Wichtige Nebenwirkungen sind exzitatorische Effekte (Myoklonus, Dystonien, Trismus) und (in hohen Dosen) Atemdepression. Die exzitatorischen Effekte können eine effektive Beutel-Masken-Beatmung verhindern bzw zu Dislokation von EKG-Elektroden oder intravasalen Zugängen führen. Dies ist natürlich äußerst unangenehm. Ich unterdrücke diese Phänomene durch vorherige Gabe eines Opioids wie Fentanyl (0,1-0,2 mg), Sufentanil (10-20 mcg) oder Alfentanil (0,5-1 mg) und niedrigdosiertes Propofol (30 mg) oder Esketamin (25 mg). Auch Midazolam (1-2 mg) ist eine Option.
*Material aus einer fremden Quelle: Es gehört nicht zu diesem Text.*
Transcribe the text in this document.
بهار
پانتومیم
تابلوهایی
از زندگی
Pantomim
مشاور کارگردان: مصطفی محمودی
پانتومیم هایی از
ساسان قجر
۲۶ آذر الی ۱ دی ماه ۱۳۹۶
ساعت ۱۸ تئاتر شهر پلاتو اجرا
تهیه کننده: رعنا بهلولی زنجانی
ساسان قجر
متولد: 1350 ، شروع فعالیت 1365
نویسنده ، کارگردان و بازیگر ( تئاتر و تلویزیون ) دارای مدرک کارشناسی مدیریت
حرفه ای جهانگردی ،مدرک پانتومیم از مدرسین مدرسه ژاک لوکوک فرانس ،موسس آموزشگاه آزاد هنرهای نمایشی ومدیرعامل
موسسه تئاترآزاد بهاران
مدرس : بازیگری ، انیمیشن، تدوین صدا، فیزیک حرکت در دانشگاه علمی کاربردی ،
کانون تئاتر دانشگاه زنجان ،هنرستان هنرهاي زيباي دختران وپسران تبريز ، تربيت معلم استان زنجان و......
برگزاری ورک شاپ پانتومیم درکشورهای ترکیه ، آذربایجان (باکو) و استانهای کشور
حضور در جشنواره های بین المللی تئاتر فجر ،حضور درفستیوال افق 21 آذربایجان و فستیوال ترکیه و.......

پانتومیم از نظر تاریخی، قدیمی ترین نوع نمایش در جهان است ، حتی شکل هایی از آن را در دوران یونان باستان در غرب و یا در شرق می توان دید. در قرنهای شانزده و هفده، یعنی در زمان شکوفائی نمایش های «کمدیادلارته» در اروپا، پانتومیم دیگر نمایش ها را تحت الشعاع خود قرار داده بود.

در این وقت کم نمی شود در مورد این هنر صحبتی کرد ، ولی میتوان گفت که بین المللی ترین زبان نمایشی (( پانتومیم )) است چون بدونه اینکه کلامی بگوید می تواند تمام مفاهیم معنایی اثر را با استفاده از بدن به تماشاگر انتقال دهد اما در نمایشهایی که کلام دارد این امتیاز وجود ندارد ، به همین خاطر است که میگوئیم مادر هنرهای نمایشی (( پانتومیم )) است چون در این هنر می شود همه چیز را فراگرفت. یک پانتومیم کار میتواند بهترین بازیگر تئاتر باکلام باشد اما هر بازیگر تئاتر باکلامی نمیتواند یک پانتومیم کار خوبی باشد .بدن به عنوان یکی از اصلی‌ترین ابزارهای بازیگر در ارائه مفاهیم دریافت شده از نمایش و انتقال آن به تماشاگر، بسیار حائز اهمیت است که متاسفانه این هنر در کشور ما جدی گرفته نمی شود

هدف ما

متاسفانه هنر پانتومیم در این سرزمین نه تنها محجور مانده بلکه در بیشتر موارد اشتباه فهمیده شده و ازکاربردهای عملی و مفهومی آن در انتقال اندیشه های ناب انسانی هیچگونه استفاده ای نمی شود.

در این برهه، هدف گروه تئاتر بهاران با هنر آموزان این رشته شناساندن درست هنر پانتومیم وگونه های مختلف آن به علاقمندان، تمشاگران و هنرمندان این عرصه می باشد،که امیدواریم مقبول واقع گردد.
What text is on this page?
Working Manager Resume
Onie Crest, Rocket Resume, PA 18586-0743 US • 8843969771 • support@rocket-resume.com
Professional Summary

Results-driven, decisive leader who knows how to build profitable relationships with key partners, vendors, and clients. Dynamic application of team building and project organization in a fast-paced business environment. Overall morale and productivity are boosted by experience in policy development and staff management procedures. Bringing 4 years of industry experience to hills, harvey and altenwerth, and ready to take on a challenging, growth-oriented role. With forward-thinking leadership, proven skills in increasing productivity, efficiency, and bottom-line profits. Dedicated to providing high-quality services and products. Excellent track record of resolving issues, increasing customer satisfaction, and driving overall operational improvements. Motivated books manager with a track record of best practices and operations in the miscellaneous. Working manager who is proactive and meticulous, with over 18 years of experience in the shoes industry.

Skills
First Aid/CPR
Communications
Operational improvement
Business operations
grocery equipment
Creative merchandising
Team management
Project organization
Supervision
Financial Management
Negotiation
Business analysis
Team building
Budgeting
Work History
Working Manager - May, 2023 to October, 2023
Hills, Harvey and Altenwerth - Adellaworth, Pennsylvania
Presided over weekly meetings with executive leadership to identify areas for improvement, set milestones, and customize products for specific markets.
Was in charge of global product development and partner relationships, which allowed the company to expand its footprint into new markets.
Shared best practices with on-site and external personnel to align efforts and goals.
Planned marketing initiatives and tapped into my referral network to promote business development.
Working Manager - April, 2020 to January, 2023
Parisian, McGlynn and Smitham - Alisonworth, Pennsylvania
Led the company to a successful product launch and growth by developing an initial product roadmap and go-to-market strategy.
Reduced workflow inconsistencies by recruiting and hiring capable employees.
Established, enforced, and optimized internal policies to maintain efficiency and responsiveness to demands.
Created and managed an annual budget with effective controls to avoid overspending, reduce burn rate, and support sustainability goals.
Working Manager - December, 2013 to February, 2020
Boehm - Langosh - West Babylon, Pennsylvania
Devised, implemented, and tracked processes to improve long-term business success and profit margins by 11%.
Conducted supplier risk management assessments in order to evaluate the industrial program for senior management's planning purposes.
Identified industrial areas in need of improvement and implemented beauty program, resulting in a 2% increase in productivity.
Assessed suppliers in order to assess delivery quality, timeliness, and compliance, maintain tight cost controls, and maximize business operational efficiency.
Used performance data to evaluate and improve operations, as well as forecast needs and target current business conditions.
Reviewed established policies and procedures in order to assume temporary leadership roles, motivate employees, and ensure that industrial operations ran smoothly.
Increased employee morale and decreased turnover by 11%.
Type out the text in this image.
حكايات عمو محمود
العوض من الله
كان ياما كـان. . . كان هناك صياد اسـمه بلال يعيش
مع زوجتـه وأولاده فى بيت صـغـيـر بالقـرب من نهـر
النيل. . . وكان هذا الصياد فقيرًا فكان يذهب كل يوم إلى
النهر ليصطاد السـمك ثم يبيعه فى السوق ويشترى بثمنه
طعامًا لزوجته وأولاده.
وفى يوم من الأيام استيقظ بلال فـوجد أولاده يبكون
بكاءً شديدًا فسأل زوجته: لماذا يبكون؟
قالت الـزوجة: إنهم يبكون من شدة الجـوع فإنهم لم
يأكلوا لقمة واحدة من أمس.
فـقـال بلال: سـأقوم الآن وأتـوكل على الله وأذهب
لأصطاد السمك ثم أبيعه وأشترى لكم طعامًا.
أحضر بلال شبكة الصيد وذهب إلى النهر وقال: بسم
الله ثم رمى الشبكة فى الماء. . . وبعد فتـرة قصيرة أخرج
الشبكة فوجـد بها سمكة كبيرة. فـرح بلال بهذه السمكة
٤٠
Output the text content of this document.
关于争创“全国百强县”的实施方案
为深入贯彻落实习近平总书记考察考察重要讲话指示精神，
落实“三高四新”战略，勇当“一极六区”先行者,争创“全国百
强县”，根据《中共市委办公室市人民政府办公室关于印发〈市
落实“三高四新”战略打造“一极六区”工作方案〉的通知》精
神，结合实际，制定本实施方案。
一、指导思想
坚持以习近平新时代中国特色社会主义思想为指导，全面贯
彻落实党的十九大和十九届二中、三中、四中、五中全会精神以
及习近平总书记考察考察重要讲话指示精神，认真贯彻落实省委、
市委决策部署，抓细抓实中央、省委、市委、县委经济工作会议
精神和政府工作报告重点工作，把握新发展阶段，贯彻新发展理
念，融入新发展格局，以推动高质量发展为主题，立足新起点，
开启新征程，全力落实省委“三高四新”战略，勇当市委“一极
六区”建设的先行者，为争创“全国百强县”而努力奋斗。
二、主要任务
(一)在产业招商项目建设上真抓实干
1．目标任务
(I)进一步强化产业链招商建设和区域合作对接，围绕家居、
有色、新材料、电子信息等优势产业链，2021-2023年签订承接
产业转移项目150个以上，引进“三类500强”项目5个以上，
Als weitere wichtige NW seien epileptische Anfälle genannt, weshalb Etomidat u.a. bei Elektrokrampftherapie durch Triggerung epileptogener Herde seine Anwendung findet.

Fazit

Zusammenfassend lässt sich sagen, dass Etomidat grundsätzlich ein kreislaufstabiles Hypnotikum ist, was bei Risikopatienten sicherlich von Vorteil ist. Die unklare, noch nicht eindeutig belegte negative Wirkung auf die Mortalität hat dazu geführt, dass Etomidat europaweit derzeit keine Routineanwendung in der Anästhesie und Intensivmedizin erfährt (in den USA / Ö aber nachwievor beliebt). Die Polytrauma-Leitlinie (Link) wie auch die Leitlinie zur prähospitalen Notfallnarkose (Link) empfehlen den Vorzug von Esketamin. Im Gegensatz dazu steht die rezente RSI-Leitlinie (Link) der Society of Critical Care Medicine, die Etomidat weiterhin als ebenbürtige Option ohne relevanten Einfluss auf die Mortalität listet. Insgesamt ist eine individuelle Entscheidung bei der Einleitung kritisch kranker Patienten zu postulieren und Etomidat per se nicht automatisch „schlecht“ (Link). Denke beispielhaft an einen Patienten mit Sepsis, der eine HF von 130/min aufweist (SIRS, Hypovolämie, keine Zeit für „resuscitate before you intubate“) und in Narkose gesetzt werden muss (z.B. chirurgisch-operative Herdkontrolle) – in diesem Setting ist eine Einleitung mit Esketamin deletär, da die hyperdyname Komponente zu einem Kreislaufzusammenbruch durch extreme cardiale Belastung führen würde. Hier ist Etomidat das ideale Hypnotikum. Es geht also nicht so sehr um „gute“ oder „schlechte“ Eigenschaften von Substanzen, sondern darum, das richtige Medikament für den Patienten auszuwählen. Denke auch an andere Alternativen wie Midazolam oder Remimazolam.